The main targeted therapies for non-small cell lung cancer are tyrosine kinase inhibitors and monoclonal antibodies. Gefitinib and Erlotinib belong to the first representative of epidermal growth factor receptor tyrosine kinase inhibitor (EGFR-TKI). FDA approved the use of Erlotinib as a first-line treatment in patients with allergic EGFR mutations. It has been found that compared with conventional chemotherapy. It has been found that compared with conventional chemotherapy, Erlotinib can prolong the progression-free survival time of EGFR mutation positive patients with advanced NSCLC and is well tolerated. In 2004, Erlotinib was approved by FDA for the treatment of locally advanced or metastatic NSCLC patients after progress on at least one previous chemotherapy regimen. As the second generation irreversible EGFR, human epidermal growth factor receptor 2 (HER2) and HER4 inhibitor, Afatinib is mainly used to treat NSCLC patients with EGFR gene exon 19 deletion or exon 21 (L858R) mutation. And the FDA approves Afatinib for first-line treatment of metastatic NSCLC patients with sensitive EGFR mutations. The third generation of EGFR-TKI, AZD9291 has been proved to be able to overcome the T790 resistant mutation. In 2015, AZD9291 was officially listed on the market with the approval of FDA. Another class of drugs for the treatment of non-small cell lung cancer is ALK/ROS1 inhibitors. Currently, ALK inhibitors approved for clinical use include Crizotinib, Ceritinib and Alectinib. As a competitive inhibitor of ALK, Crizotinib can inhibit tumor cell proliferation and accelerate apoptosis by selectively competing adenosine triphosphate (ATP) to block kinase protein. It has been approved by FDA for use in locally advanced or metastatic NSCLC patients with positive ALK gene rearrangement. As the second generation ALK inhibitor, Ceritinib has a certain efficacy in the treatment of patients with ALK fusion gene positive and Crizotinib acquired drug resistance. Alectinib is a highly selective ALK inhibitor, which is effective in the treatment of NSCLC patients with Crizotinib resistance and central nervous system metastasis.

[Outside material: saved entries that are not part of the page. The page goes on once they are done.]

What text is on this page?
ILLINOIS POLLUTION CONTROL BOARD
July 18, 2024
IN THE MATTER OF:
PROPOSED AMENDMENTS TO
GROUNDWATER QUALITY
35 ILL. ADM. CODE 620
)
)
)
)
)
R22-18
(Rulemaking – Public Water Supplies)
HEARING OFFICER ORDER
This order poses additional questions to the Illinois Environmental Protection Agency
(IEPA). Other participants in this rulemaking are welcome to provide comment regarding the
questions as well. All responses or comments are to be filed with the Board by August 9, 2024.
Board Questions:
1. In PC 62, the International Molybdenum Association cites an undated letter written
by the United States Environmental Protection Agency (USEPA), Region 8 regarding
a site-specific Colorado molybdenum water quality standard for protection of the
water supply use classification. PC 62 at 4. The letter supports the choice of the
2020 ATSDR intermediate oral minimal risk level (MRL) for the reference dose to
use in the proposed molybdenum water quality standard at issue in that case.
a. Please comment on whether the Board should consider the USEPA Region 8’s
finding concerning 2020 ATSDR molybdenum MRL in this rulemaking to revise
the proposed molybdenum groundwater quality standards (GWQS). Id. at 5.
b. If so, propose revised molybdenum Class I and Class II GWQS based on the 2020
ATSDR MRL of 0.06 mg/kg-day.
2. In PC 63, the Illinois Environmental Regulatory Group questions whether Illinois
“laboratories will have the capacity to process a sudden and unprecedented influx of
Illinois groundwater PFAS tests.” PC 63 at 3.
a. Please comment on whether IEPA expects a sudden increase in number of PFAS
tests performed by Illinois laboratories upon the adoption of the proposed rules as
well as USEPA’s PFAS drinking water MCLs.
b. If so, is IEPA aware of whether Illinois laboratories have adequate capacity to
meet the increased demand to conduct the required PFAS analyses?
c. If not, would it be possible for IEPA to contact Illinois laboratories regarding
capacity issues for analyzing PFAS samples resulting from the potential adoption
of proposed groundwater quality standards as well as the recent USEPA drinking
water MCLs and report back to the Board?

In addition, monoclonal antibodies as vascular endothelial growth factor (VEGF) inhibitor (Bevacizumab, Ramucirumab) and Epidermal growth factor receptor (EGFR) inhibitor (Cetuximab, Necitumumab) also used in the treatment of non-small cell lung cancer.

References
1. Goldstraw P, et al. Non-small-cell lung cancer. The Lancet. 2011 Nov 12; 378(9804):1727-40.

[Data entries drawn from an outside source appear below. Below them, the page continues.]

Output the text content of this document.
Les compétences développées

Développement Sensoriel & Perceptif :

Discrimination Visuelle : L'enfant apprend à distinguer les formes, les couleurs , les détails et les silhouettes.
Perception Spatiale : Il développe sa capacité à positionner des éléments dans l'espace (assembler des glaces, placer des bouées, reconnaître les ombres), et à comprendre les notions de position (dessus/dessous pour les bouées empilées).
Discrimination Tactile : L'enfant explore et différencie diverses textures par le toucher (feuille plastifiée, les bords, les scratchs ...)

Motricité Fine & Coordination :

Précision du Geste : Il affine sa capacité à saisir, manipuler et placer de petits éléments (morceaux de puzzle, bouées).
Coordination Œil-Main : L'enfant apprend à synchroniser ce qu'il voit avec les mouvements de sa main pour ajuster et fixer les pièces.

2. Ettinger, et al. Non–small cell lung cancer, version 5. NCCN clinical practice guidelines in oncology. Journal of the National Comprehensive Cancer Network, 2017; 15(4), 504-535.
3. Chan B A, et al. Targeted therapy for non-small cell lung cancer: current standards and the promise of the future. Translational lung cancer research, 2015, 4(1): 36.
4. Gridelli C, et al. Non-small-cell lung cancer. Nature reviews Disease primers, 2015, 1: 15009.